The separation of turbulent length scales required for LES is obtained by using a spatial filter rather than the RANS temporal filter. This filter has the mathematical form

(3.72)\overline{\phi(\boldsymbol{x},t)} \equiv \int_{-\infty}^{+\infty}
  \phi(\boldsymbol{x}',t) G(\boldsymbol{x}' - \boldsymbol{x})\,
  \mathrm{d}\boldsymbol{x}',

which is a convolution integral over physical space \boldsymbol{x} with the spatially-varying filter function G. The filter function has the normalization property \int_{-\infty}^{+\infty} G(\boldsymbol{x})\, \mathrm{d}\boldsymbol{x} = 1, and it has a characteristic length scale \Delta so that it filters out turbulent length scales smaller than this size. In the present formulation, a simple “box filter” is used for the filter function,

(3.73)\begin{eqnarray}
  G(\boldsymbol{x}' - \boldsymbol{x}) &= 1/V  (\boldsymbol{x}' - \boldsymbol{x}) & \in \mathcal{V} \\
                                      &= 0                                       & \mathrm{otherwise}
  \end{eqnarray},

where V is the volume of control volume \mathcal{V} whose central node is located at \boldsymbol{x}. This is essentially an unweighted average over the control volume.
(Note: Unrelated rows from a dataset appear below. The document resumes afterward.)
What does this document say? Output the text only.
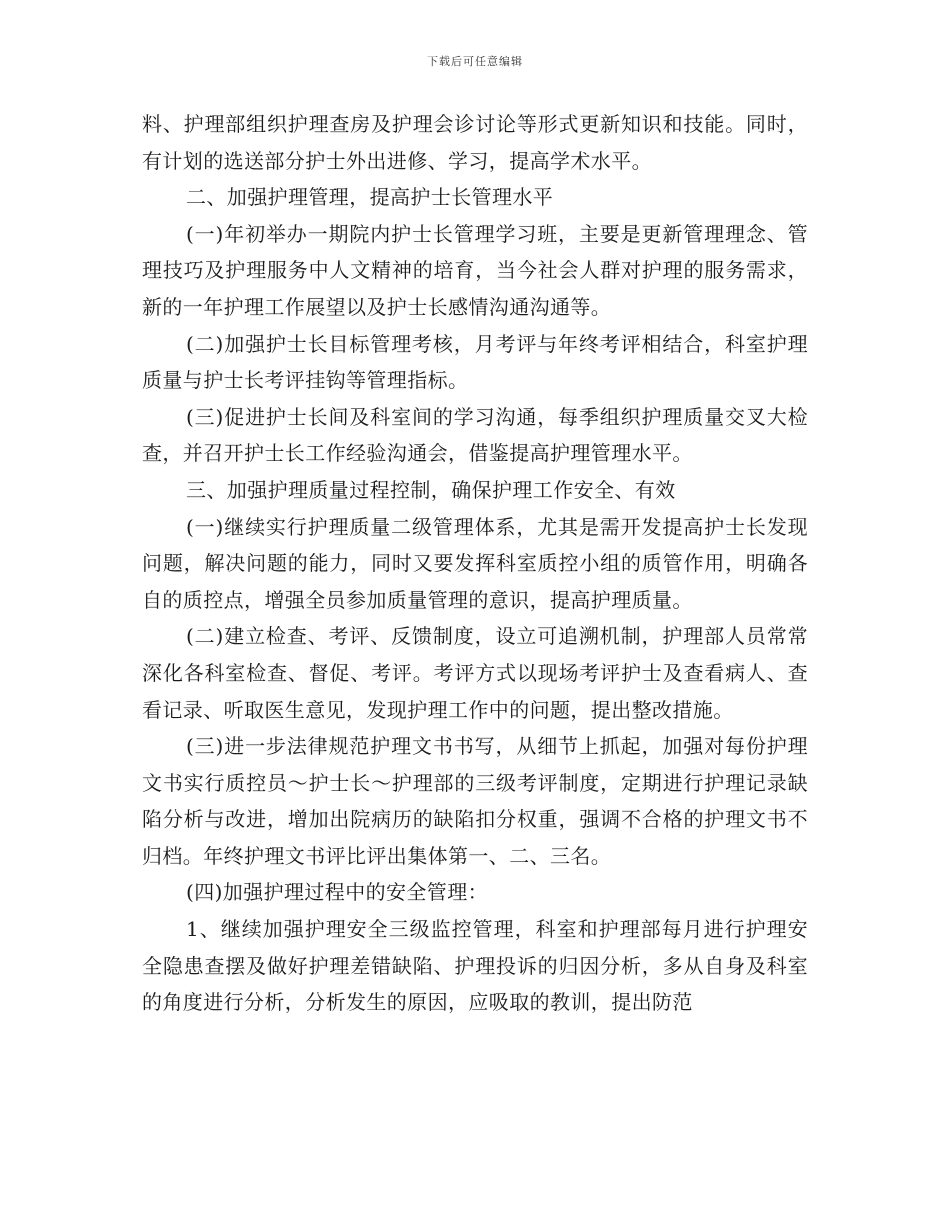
下载后可任意编辑

料、护理部组织护理查房及护理会诊讨论等形式更新知识和技能。同时，有计划的选送部分护士外出进修、学习，提高学术水平。

二、加强护理管理，提高护士长管理水平

(一)年初举办一期院内护士长管理学习班，主要是更新管理理念、管理技巧及护理服务中人文精神的培育，当今社会人群对护理的服务需求，新的一年护理工作展望以及护士长感情沟通沟通等。

(二)加强护士长目标管理考核，月考评与年终考评相结合，科室护理质量与护士长考评挂钩等管理指标。

(三)促进护士长间及科室间的学习沟通，每季组织护理质量交叉大检查，并召开护士长工作经验沟通会，借鉴提高护理管理水平。

三、加强护理质量过程控制，确保护理工作安全、有效

(一)继续实行护理质量二级管理体系，尤其是需开发提高护士长发现问题，解决问题的能力，同时又要发挥科室质控小组的质管作用，明确各自的质控点，增强全员参加质量管理的意识，提高护理质量。

(二)建立检查、考评、反馈制度，设立可追溯机制，护理部人员常常深化各科室检查、督促、考评。考评方式以现场考评护士及查看病人、查看记录、听取医生意见，发现护理工作中的问题，提出整改措施。

(三)进一步法律规范护理文书书写，从细节上抓起，加强对每份护理文书实行质控员～护士长～护理部的三级考评制度，定期进行护理记录缺陷分析与改进，增加出院病历的缺陷扣分权重，强调不合格的护理文书不归档。年终护理文书评比评出集体第一、二、三名。

(四)加强护理过程中的安全管理：

1、继续加强护理安全三级监控管理，科室和护理部每月进行护理安全隐患查摆及做好护理差错缺陷、护理投诉的归因分析，多从自身及科室的角度进行分析，分析发生的原因，应吸取的教训，提出防范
The length scale of this filter is approximated by \Delta = V^\frac{1}{3}. This is typically called the grid filter, as it filters out scales smaller than the computational grid size.
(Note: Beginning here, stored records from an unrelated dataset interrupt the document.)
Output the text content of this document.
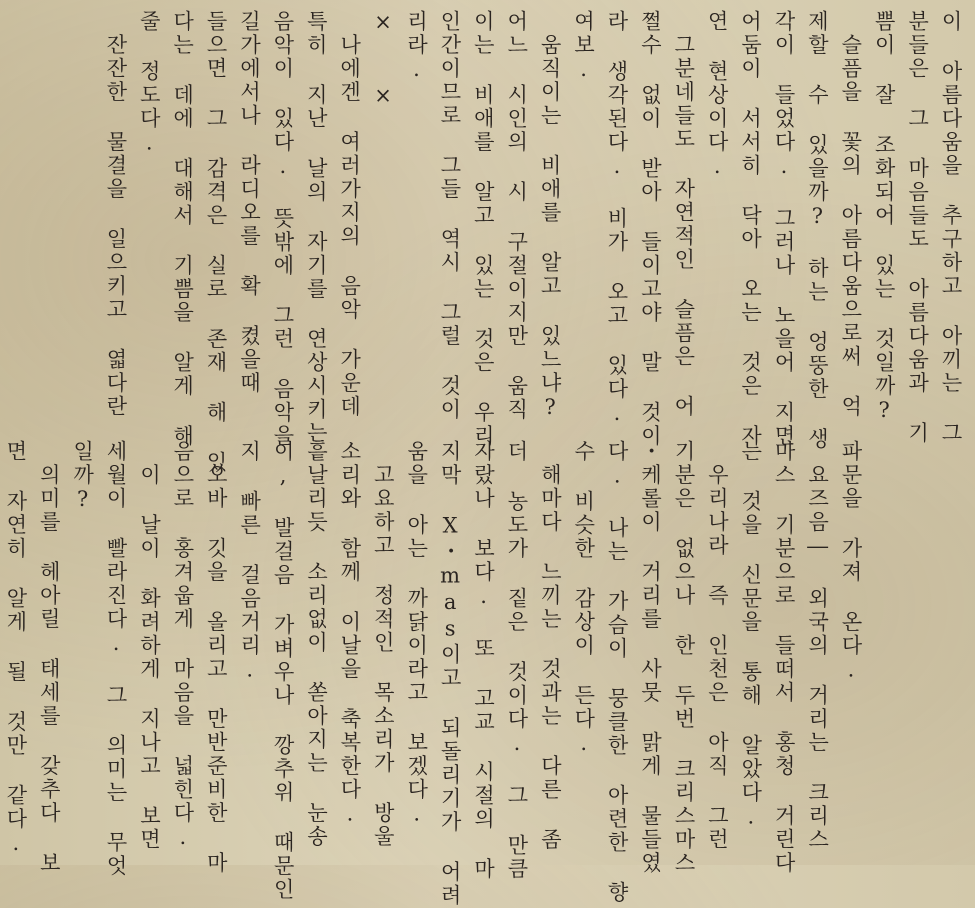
이 아름다움을 추구하고 아끼는 그
분들은 그 마음들도 아름다움과 기
쁨이 잘 조화되어 있는 것일까?
　슬픔을 꽃의 아름다움으로써 억
제할 수 있을까? 하는 엉뚱한 생
각이 들었다. 그러나 노을어 지면
어둠이 서서히 닥아 오는 것은 자
연 현상이다.
　그분네들도 자연적인 슬픔은 어
쩔수 없이 받아 들이고야 말 것이
라 생각된다. 비가 오고 있다.
여보.
　움직이는 비애를 알고 있느냐?
어느 시인의 시 구절이지만 움직
이는 비애를 알고 있는 것은 우리
인간이므로 그들 역시 그럴 것이
리라.
×　　×
　나에겐 여러가지의 음악 가운데
특히 지난 날의 자기를 연상시키는
음악이 있다. 뜻밖에 그런 음악을
길가에서나 라디오를 확 켰을때
들으면 그 감격은 실로 존재 해 있
다는 데에 대해서 기쁨을 알게 해
줄 정도다.
　잔잔한 물결을 일으키고 엷다란
파문을 가져 온다.
　요즈음― 외국의 거리는 크리스
마스 기분으로 들떠서 홍청 거린다
는 것을 신문을 통해 알았다.
　우리나라 즉 인천은 아직 그런
기분은 없으나 한 두번 크리스마스
・케롤이 거리를 사뭇 맑게 물들였
다. 나는 가슴이 뭉클한 아련한 향
수 비슷한 감상이 든다.
　해마다 느끼는 것과는 다른 좀
더 농도가 짙은 것이다. 그 만큼
자랐나 보다. 또 고교 시절의 마
지막 X・mas이고 되돌리기가 어려
움을 아는 까닭이라고 보겠다.
　고요하고 정적인 목소리가 방울
소리와 함께 이날을 축복한다.
흩날리듯 소리없이 쏟아지는 눈송
이, 발걸음 가벼우나 깡추위 때문인
지 빠른 걸음거리.
　오바 깃을 올리고 만반준비한 마
음으로 홍겨웁게 마음을 넓힌다.
　이 날이 화려하게 지나고 보면
세월이 빨라진다. 그 의미는 무엇
일까?
　의미를 헤아릴 태세를 갖추다 보
면 자연히 알게 될 것만 같다.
Similar to the RANS temporal filter, a variable can be represented in terms of its filtered and subgrid fluctuating components as

(3.74)\phi = \bar{\phi} + \phi'.

For most forms of the filter function G(\boldsymbol{x}), repeated applications of the grid filter to a variable do not yield the same result. In other words, \bar{\bar{\phi}} \ne \bar{\phi} and therefore \overline{\phi'} \ne 0, unlike with the RANS temporal averages.

As with the RANS formulation, modeling is much simplified in the presence of large density variations if a Favre-filtered approach is used. A Favre-filtered variable \tilde{\phi} is defined as

(3.75)\tilde{\phi} \equiv \frac{ \overline{\rho\phi} }{ \bar{\rho} }

and a variable can be decomposed in terms of its Favre-filtered and subgrid fluctuating component as

(3.76)\phi = \tilde{\phi} + \phi''.

Again, note that the useful identities for the Favre-filtered RANS variables do not apply, so that \bar{\tilde{\phi}} \ne \tilde{\phi} and \overline{\phi''} \ne 0. The Favre-filtered approach is used for all LES models in SIERRA/Fuego.